The Coroner Mr C.B. Harris told the jury that he believed that Mrs Gibbs had had a fit, and in falling upset the oil lamp; and had died in the ensuing fire. The foreman of the jury Rev E.D. Bowser the Vicar of Milton stated that the jury agreed with the conclusion of the Coroner and added that perhaps they should recommend to the Local Authority that all people known to have epilepsy should be provided with lamps that could not be overturned. The Coroner replied that he thought this rather Utopian. Final Sgt Kettle of the R.E. proposed a vote of thanks to the Fire Brigade for their prompt action the whole row of houses would have been lost.

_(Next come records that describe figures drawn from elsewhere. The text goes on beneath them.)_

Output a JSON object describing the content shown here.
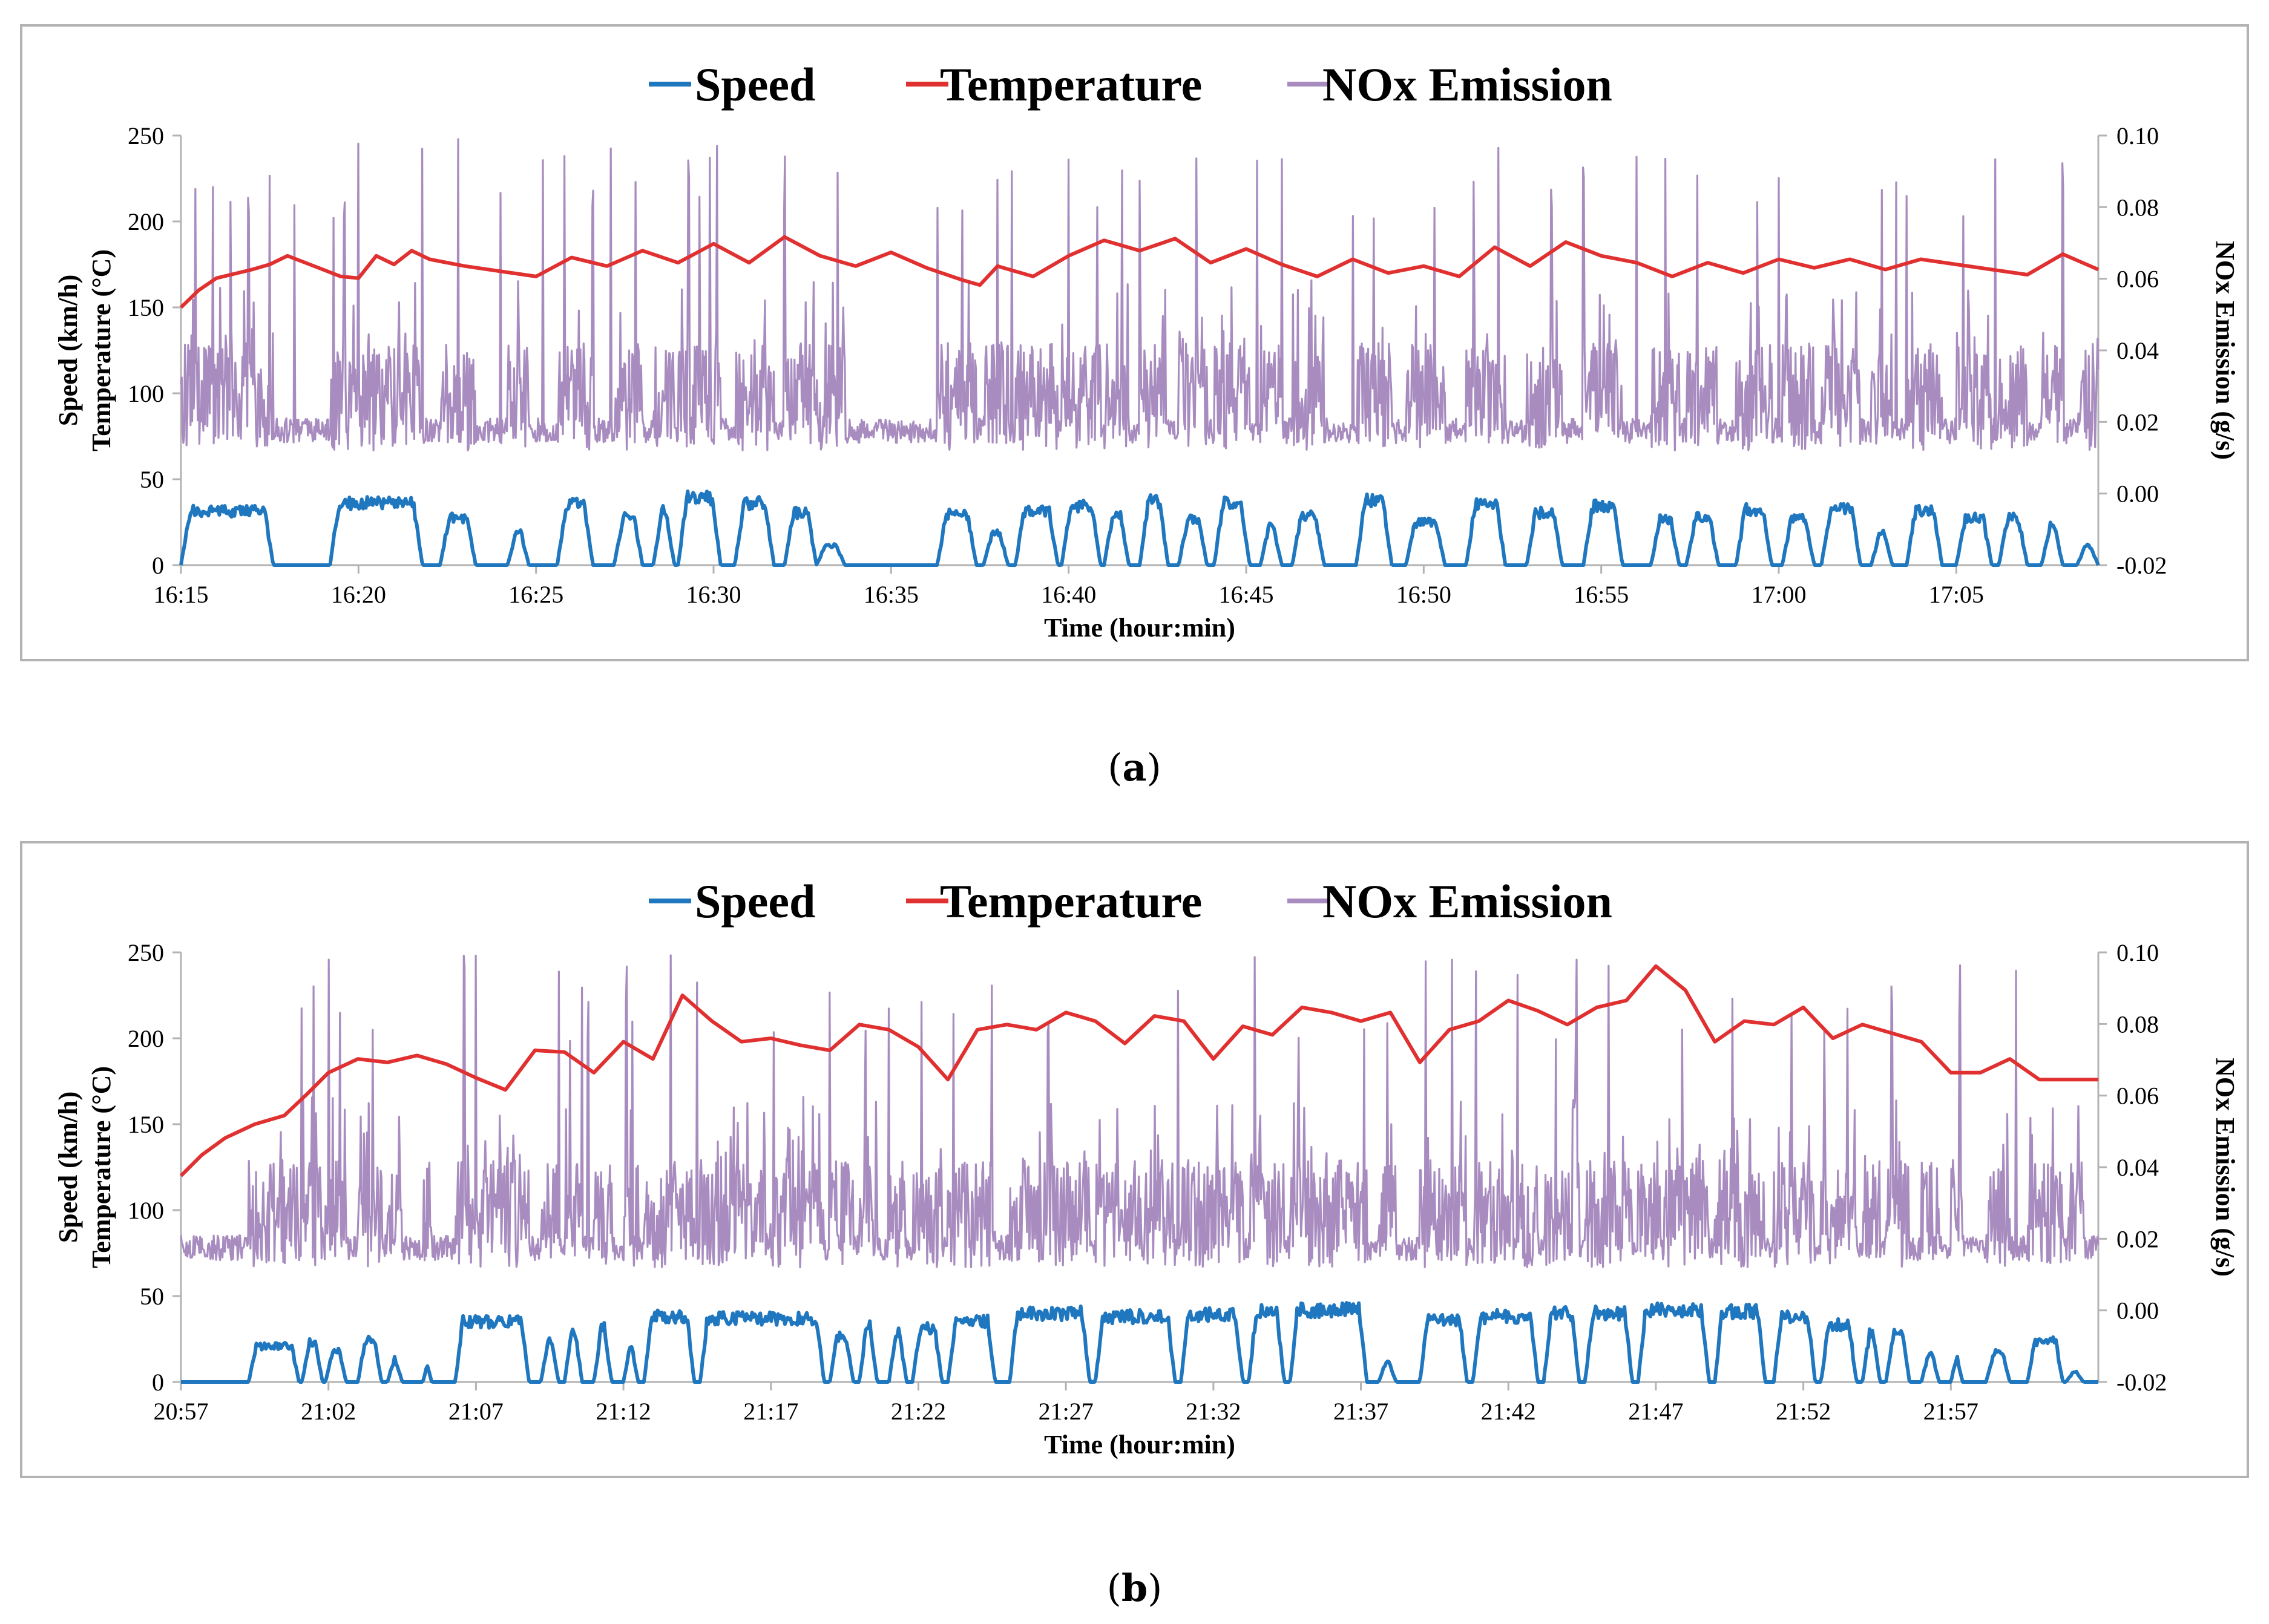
{
  "legend": {
    "speed": "Speed",
    "temperature": "Temperature",
    "nox": "NOx Emission"
  },
  "colors": {
    "speed": "#1f77bf",
    "temperature": "#e03030",
    "nox": "#a88cc0",
    "axis": "#b3b3b3"
  },
  "chart_data": [
    {
      "id": "a",
      "type": "line",
      "caption_letter": "a",
      "xlabel": "Time (hour:min)",
      "ylabel_line1": "Speed  (km/h)",
      "ylabel_line2": "Temperature  (°C)",
      "y2label": "NOx Emission (g/s)",
      "xlim_minutes": [
        0,
        54
      ],
      "ylim": [
        0,
        250
      ],
      "y2lim": [
        -0.02,
        0.1
      ],
      "yticks": [
        "0",
        "50",
        "100",
        "150",
        "200",
        "250"
      ],
      "y2ticks": [
        "-0.02",
        "0.00",
        "0.02",
        "0.04",
        "0.06",
        "0.08",
        "0.10"
      ],
      "xticks": [
        "16:15",
        "16:20",
        "16:25",
        "16:30",
        "16:35",
        "16:40",
        "16:45",
        "16:50",
        "16:55",
        "17:00",
        "17:05"
      ],
      "temperature_series": {
        "name": "Temperature",
        "x_minutes": [
          0,
          0.5,
          1,
          2,
          2.5,
          3,
          4,
          4.5,
          5,
          5.5,
          6,
          6.5,
          7,
          8,
          9,
          10,
          11,
          12,
          13,
          14,
          15,
          16,
          17,
          18,
          19,
          20,
          21,
          22,
          22.5,
          23,
          24,
          25,
          26,
          27,
          28,
          29,
          30,
          31,
          32,
          33,
          34,
          35,
          36,
          37,
          38,
          39,
          40,
          41,
          42,
          43,
          44,
          45,
          46,
          47,
          48,
          49,
          50,
          51,
          52,
          53,
          54
        ],
        "values": [
          150,
          160,
          167,
          172,
          175,
          180,
          172,
          168,
          167,
          180,
          175,
          183,
          178,
          174,
          171,
          168,
          179,
          174,
          183,
          176,
          187,
          176,
          191,
          180,
          174,
          182,
          173,
          166,
          163,
          174,
          168,
          180,
          189,
          183,
          190,
          176,
          184,
          175,
          168,
          178,
          170,
          174,
          168,
          185,
          174,
          188,
          180,
          176,
          168,
          176,
          170,
          178,
          173,
          178,
          172,
          178,
          175,
          172,
          169,
          181,
          172
        ]
      },
      "speed_trips": [
        [
          0,
          2.6,
          33
        ],
        [
          4.2,
          6.8,
          38
        ],
        [
          7.3,
          8.3,
          29
        ],
        [
          9.2,
          9.8,
          22
        ],
        [
          10.6,
          11.6,
          37
        ],
        [
          12.2,
          13.0,
          30
        ],
        [
          13.3,
          13.9,
          33
        ],
        [
          14.0,
          15.2,
          41
        ],
        [
          15.6,
          16.7,
          38
        ],
        [
          17.0,
          17.9,
          32
        ],
        [
          17.9,
          18.7,
          12
        ],
        [
          21.3,
          22.4,
          31
        ],
        [
          22.6,
          23.3,
          20
        ],
        [
          23.5,
          24.7,
          33
        ],
        [
          24.8,
          25.9,
          36
        ],
        [
          26.0,
          26.7,
          32
        ],
        [
          27.0,
          27.8,
          39
        ],
        [
          28.1,
          28.9,
          28
        ],
        [
          29.1,
          30.1,
          38
        ],
        [
          30.4,
          31.0,
          25
        ],
        [
          31.3,
          32.2,
          30
        ],
        [
          33.1,
          34.1,
          40
        ],
        [
          34.5,
          35.6,
          26
        ],
        [
          36.2,
          37.3,
          38
        ],
        [
          37.9,
          38.9,
          32
        ],
        [
          39.5,
          40.6,
          36
        ],
        [
          41.4,
          42.2,
          28
        ],
        [
          42.4,
          43.3,
          29
        ],
        [
          43.8,
          44.8,
          34
        ],
        [
          45.1,
          46.0,
          28
        ],
        [
          46.2,
          47.3,
          34
        ],
        [
          47.6,
          48.2,
          20
        ],
        [
          48.6,
          49.6,
          33
        ],
        [
          50.0,
          51.0,
          29
        ],
        [
          51.2,
          52.0,
          29
        ],
        [
          52.4,
          53.0,
          25
        ],
        [
          53.4,
          54.0,
          12
        ]
      ],
      "nox_high_spikes": [
        0.4,
        0.9,
        1.4,
        1.9,
        2.5,
        3.2,
        4.3,
        4.6,
        5.0,
        6.8,
        7.8,
        9.0,
        10.2,
        10.8,
        11.6,
        12.1,
        12.8,
        14.3,
        14.6,
        14.9,
        15.1,
        17.0,
        18.5,
        21.3,
        22.0,
        23.0,
        23.4,
        25.0,
        25.8,
        26.5,
        27.0,
        28.6,
        30.3,
        31.0,
        33.0,
        33.6,
        35.3,
        36.4,
        37.1,
        38.6,
        39.5,
        41.0,
        41.8,
        42.7,
        44.4,
        45.0,
        47.9,
        48.3,
        48.6,
        50.2,
        51.1,
        53.0
      ]
    },
    {
      "id": "b",
      "type": "line",
      "caption_letter": "b",
      "xlabel": "Time (hour:min)",
      "ylabel_line1": "Speed  (km/h)",
      "ylabel_line2": "Temperature  (°C)",
      "y2label": "NOx Emission (g/s)",
      "xlim_minutes": [
        0,
        65
      ],
      "ylim": [
        0,
        250
      ],
      "y2lim": [
        -0.02,
        0.1
      ],
      "yticks": [
        "0",
        "50",
        "100",
        "150",
        "200",
        "250"
      ],
      "y2ticks": [
        "-0.02",
        "0.00",
        "0.02",
        "0.04",
        "0.06",
        "0.08",
        "0.10"
      ],
      "xticks": [
        "20:57",
        "21:02",
        "21:07",
        "21:12",
        "21:17",
        "21:22",
        "21:27",
        "21:32",
        "21:37",
        "21:42",
        "21:47",
        "21:52",
        "21:57"
      ],
      "temperature_series": {
        "name": "Temperature",
        "x_minutes": [
          0,
          0.7,
          1.5,
          2.5,
          3.5,
          4.3,
          5,
          6,
          7,
          8,
          9,
          10,
          11,
          12,
          13,
          14,
          15,
          16,
          17,
          18,
          19,
          20,
          21,
          22,
          23,
          24,
          25,
          26,
          27,
          28,
          29,
          30,
          31,
          32,
          33,
          34,
          35,
          36,
          37,
          38,
          39,
          40,
          41,
          42,
          43,
          44,
          45,
          46,
          47,
          48,
          49,
          50,
          51,
          52,
          53,
          54,
          55,
          56,
          57,
          58,
          59,
          60,
          61,
          62,
          63,
          64,
          65
        ],
        "values": [
          120,
          132,
          142,
          150,
          155,
          168,
          180,
          188,
          186,
          190,
          185,
          177,
          170,
          193,
          192,
          180,
          198,
          188,
          225,
          210,
          198,
          200,
          196,
          193,
          208,
          205,
          195,
          176,
          205,
          208,
          205,
          215,
          210,
          197,
          213,
          210,
          188,
          207,
          202,
          218,
          215,
          210,
          215,
          186,
          205,
          210,
          222,
          216,
          208,
          218,
          222,
          242,
          228,
          198,
          210,
          208,
          218,
          200,
          208,
          203,
          198,
          180,
          180,
          188,
          176,
          176,
          176
        ]
      },
      "speed_trips": [
        [
          2.3,
          4.0,
          22
        ],
        [
          4.1,
          4.8,
          24
        ],
        [
          4.9,
          5.6,
          20
        ],
        [
          6.0,
          6.8,
          26
        ],
        [
          7.0,
          7.5,
          15
        ],
        [
          8.2,
          8.5,
          18
        ],
        [
          9.3,
          11.8,
          37
        ],
        [
          12.2,
          12.8,
          26
        ],
        [
          13.0,
          13.6,
          32
        ],
        [
          14.0,
          14.6,
          33
        ],
        [
          15.0,
          15.5,
          25
        ],
        [
          15.7,
          17.4,
          40
        ],
        [
          17.6,
          21.8,
          39
        ],
        [
          22.0,
          22.8,
          28
        ],
        [
          23.0,
          23.6,
          36
        ],
        [
          24.0,
          24.6,
          30
        ],
        [
          24.8,
          25.8,
          33
        ],
        [
          26.0,
          27.6,
          37
        ],
        [
          28.1,
          30.8,
          42
        ],
        [
          31.0,
          33.7,
          40
        ],
        [
          33.9,
          36.0,
          41
        ],
        [
          36.2,
          37.4,
          43
        ],
        [
          37.6,
          40.2,
          44
        ],
        [
          40.6,
          41.2,
          12
        ],
        [
          42.0,
          43.6,
          38
        ],
        [
          43.8,
          46.0,
          40
        ],
        [
          46.2,
          47.4,
          42
        ],
        [
          47.6,
          49.2,
          42
        ],
        [
          49.4,
          51.8,
          44
        ],
        [
          52.0,
          53.7,
          43
        ],
        [
          54.0,
          55.4,
          40
        ],
        [
          55.6,
          56.8,
          35
        ],
        [
          57.0,
          57.6,
          30
        ],
        [
          57.8,
          58.6,
          30
        ],
        [
          59.0,
          59.6,
          18
        ],
        [
          60.0,
          60.4,
          20
        ],
        [
          61.2,
          62.0,
          18
        ],
        [
          62.6,
          63.8,
          25
        ],
        [
          63.9,
          64.5,
          6
        ]
      ],
      "nox_high_spikes": [
        4.1,
        4.5,
        5.0,
        5.4,
        6.5,
        9.6,
        10.0,
        12.8,
        13.2,
        13.6,
        13.8,
        15.1,
        15.3,
        16.6,
        17.5,
        20.1,
        22.0,
        23.2,
        24.0,
        25.1,
        26.2,
        27.5,
        29.4,
        33.8,
        36.4,
        37.9,
        40.1,
        40.9,
        42.2,
        43.1,
        43.9,
        45.3,
        46.6,
        47.3,
        48.4,
        50.9,
        52.6,
        54.6,
        55.7,
        56.5,
        58.0,
        60.3,
        62.2
      ]
    }
  ]
}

The reason the author paid so much attention to the reports both of the fire and the inquest is that he was researching the unit which built the field works in Swale. It had been know for some time that it was one of three R.E. Fortress Companies who built them but which one. In the report of the inquest it stated that Spr Tapp’s full name Alfred Ernest and the (T) after R.E. that he was a member of the Territorial Force, which the three companies were. Fortunately his army record still exists and gives his unit as 2/4th Kent (Fortress) Company R.E., one of the three known to have worked on the Kent field works, thus solving the mystery and it is hoped providing an interesting local story as a by product.